11th Chairman of the Football Association of Iceland
- Incumbent
- Assumed office 2024
- Preceded by: Vanda Sigurgeirsdóttir

Personal details
- Born: Þorvaldur Örlygsson 2 August 1966 (age 59) Odense, Denmark

Association football career
- Height: 1.80 m (5 ft 11 in)
- Position: Midfielder

Senior career*
- Years: Team / Apps / (Gls)
- 1984–1989: KA / 89 / (20)
- 1988–1989: → TuS Paderborn-Neuhaus (loan) / 0 / (0)
- 1989–1993: Nottingham Forest / 37 / (2)
- 1991: → Fram (loan) / 14 / (3)
- 1993–1995: Stoke City / 90 / (16)
- 1995–1999: Oldham Athletic / 76 / (1)
- 2000–2003: KA / 57 / (6)
- Total:  / 363 / (48)

International career
- 1987–1995: Iceland / 41 / (7)

Managerial career
- 2000–2005: KA Akureyri
- 2006–2007: Fjarðabyggð
- 2008–2013: Fram
- 2013: ÍA Akranes
- 2014–2015: HK Kopavogur
- 2015–2016: Keflavík
- 2015–2020: Iceland U-19
- 2021–2024: Stjarnan (co-manager)

= Þorvaldur Örlygsson =

Icelandic footballer and manager

Þorvaldur "Toddy" Örlygsson (born 2 August 1966) is an Icelandic former footballer who played as a midfielder. After retiring, he has worked as a manager, with his most recent side being Icelandic club Keflavík. He is the younger brother of former international player Ormarr Örlygsson.

Þorvaldur started at Knattspyrnufélag Akureyrar and played most of his career in England, first in the Premier League for Nottingham Forest and later for First Division clubs Stoke City and Oldham Athletic before returning to Iceland.

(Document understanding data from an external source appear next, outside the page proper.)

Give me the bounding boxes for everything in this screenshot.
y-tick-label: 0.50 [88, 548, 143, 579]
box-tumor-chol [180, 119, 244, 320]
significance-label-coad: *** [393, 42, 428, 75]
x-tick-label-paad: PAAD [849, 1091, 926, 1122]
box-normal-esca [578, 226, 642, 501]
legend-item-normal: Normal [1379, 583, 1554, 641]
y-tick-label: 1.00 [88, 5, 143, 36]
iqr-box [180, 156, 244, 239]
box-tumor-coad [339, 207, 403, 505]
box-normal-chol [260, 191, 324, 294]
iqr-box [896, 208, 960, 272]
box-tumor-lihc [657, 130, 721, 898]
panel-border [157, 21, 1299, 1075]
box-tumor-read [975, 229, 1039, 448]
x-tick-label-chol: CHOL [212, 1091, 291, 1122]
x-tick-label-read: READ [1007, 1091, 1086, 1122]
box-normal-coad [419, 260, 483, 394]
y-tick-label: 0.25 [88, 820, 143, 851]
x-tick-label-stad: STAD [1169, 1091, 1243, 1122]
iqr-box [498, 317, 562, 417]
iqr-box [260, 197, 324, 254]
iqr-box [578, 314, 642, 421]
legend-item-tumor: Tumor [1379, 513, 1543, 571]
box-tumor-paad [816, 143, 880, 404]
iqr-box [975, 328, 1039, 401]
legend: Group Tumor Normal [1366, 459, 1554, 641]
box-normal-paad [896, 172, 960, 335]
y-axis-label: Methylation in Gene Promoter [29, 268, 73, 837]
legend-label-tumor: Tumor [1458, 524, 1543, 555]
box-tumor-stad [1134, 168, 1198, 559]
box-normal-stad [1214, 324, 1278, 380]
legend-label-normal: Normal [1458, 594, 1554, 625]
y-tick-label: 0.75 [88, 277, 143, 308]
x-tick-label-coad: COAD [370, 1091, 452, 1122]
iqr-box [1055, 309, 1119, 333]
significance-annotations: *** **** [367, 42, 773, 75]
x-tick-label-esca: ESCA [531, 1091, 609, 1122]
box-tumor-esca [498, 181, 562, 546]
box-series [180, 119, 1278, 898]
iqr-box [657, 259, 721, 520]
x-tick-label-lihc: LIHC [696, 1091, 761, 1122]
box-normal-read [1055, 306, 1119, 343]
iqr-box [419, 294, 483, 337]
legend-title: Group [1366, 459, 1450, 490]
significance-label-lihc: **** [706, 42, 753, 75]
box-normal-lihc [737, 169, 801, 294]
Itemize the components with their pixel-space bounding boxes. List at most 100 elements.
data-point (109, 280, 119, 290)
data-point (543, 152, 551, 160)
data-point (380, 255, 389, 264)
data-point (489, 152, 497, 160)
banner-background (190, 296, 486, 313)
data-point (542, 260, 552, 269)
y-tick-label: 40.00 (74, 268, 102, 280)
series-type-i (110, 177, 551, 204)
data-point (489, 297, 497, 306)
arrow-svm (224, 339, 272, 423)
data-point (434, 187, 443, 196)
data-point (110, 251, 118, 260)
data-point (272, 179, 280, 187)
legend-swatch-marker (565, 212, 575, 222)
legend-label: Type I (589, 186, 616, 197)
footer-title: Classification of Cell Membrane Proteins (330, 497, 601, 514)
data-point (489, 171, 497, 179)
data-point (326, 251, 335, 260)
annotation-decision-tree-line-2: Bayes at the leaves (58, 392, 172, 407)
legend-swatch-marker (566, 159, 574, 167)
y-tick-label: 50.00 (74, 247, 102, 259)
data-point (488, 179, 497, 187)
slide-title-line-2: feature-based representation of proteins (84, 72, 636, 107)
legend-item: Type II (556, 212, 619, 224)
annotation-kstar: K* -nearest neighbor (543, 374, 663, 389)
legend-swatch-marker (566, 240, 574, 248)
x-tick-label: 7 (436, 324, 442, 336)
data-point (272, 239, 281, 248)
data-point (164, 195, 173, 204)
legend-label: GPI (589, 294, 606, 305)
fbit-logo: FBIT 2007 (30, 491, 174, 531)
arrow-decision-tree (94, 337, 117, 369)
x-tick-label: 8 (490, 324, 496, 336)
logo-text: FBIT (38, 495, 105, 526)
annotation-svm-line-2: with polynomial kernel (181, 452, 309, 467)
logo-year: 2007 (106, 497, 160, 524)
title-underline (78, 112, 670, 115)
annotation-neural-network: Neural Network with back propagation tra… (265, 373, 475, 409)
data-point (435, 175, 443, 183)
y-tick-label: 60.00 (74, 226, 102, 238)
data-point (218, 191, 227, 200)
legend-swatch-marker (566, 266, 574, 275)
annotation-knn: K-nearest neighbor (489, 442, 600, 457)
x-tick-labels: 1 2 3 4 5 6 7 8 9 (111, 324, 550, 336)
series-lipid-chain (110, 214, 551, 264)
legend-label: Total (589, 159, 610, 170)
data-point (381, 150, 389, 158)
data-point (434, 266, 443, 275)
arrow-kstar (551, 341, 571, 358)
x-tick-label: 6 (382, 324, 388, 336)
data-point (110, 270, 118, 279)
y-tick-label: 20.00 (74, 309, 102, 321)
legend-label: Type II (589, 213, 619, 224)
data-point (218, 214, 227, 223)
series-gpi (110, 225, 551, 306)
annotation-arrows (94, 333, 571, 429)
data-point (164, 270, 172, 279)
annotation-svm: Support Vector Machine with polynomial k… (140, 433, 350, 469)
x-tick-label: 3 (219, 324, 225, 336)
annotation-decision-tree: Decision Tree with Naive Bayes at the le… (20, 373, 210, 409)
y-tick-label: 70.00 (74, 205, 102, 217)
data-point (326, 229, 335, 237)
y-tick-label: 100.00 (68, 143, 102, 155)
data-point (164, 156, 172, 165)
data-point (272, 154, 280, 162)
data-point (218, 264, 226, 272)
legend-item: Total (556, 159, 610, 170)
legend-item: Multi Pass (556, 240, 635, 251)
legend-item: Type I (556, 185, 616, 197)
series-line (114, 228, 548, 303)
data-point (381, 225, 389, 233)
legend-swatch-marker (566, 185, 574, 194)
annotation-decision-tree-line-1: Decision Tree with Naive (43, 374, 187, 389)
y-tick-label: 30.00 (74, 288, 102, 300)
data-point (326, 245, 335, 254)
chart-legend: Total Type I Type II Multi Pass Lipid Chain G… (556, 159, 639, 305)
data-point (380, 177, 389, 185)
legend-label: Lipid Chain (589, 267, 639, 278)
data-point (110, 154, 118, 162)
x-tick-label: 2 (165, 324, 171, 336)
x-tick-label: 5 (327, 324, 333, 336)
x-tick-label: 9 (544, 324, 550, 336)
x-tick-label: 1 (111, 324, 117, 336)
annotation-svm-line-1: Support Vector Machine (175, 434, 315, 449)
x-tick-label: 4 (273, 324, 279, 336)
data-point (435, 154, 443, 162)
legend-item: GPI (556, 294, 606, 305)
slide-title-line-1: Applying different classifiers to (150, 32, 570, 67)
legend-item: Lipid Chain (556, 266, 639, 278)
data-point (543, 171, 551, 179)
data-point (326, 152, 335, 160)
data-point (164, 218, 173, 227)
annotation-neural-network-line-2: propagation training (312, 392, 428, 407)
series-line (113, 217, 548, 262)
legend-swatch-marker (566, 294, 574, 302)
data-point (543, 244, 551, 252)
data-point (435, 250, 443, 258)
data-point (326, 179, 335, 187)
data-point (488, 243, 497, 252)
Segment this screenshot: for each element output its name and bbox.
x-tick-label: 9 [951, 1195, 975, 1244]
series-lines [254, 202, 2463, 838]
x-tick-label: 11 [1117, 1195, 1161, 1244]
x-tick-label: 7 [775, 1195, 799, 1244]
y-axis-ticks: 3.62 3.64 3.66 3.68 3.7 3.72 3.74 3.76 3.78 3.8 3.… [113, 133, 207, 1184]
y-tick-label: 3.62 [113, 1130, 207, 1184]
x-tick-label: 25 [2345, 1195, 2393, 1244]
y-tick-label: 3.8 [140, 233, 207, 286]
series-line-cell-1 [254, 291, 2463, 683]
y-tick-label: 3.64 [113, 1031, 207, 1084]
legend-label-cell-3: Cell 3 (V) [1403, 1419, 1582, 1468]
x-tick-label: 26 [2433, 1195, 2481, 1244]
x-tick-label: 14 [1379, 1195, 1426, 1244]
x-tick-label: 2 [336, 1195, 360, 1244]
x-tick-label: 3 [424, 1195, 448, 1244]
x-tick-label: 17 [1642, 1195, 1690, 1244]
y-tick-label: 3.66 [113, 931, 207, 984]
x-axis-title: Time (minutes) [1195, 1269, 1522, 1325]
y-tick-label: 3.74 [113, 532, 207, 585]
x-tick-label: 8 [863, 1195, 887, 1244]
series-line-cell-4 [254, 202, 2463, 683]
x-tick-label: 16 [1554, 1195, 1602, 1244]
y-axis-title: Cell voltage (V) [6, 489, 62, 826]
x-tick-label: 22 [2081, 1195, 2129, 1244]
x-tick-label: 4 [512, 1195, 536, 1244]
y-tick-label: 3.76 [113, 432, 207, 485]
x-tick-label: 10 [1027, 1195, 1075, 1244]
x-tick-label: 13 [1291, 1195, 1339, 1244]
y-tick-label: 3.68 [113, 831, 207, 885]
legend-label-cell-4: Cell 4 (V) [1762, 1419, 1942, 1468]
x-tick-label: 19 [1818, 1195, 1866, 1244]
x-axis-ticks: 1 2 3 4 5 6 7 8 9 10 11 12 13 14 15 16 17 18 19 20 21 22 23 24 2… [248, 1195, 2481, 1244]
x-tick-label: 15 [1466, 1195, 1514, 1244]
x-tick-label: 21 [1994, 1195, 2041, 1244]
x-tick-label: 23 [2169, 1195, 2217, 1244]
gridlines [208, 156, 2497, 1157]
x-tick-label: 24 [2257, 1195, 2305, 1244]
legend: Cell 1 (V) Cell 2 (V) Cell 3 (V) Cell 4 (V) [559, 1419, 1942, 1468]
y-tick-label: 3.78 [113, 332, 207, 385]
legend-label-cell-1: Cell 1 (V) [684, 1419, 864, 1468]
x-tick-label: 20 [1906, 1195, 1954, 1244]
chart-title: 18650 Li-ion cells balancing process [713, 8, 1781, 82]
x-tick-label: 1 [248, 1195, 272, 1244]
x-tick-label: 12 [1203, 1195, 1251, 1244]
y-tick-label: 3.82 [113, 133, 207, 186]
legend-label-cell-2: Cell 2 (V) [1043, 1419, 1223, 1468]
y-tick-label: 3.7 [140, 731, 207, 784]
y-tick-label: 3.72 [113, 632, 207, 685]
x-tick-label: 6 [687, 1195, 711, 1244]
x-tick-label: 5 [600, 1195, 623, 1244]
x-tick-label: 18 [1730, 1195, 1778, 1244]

On 24 February 2024, Þorvaldur was elected as chairman of the Football Association of Iceland.

==Career==
"Toddy" arrived at Nottingham Forest in December 1989 for a fee of £175,000 from KA Akureyri after impressing Brian Clough. Þorvaldur took a while to make an impact and it was not until 1992 that he established himself in Forest's line-up. He played in 23 matches during the 1992–93, the first season of the Premier League which saw Forest suffer relegation. New manager Frank Clark decided to release Þorvaldur and in August 1993 he joined Stoke City on a free transfer.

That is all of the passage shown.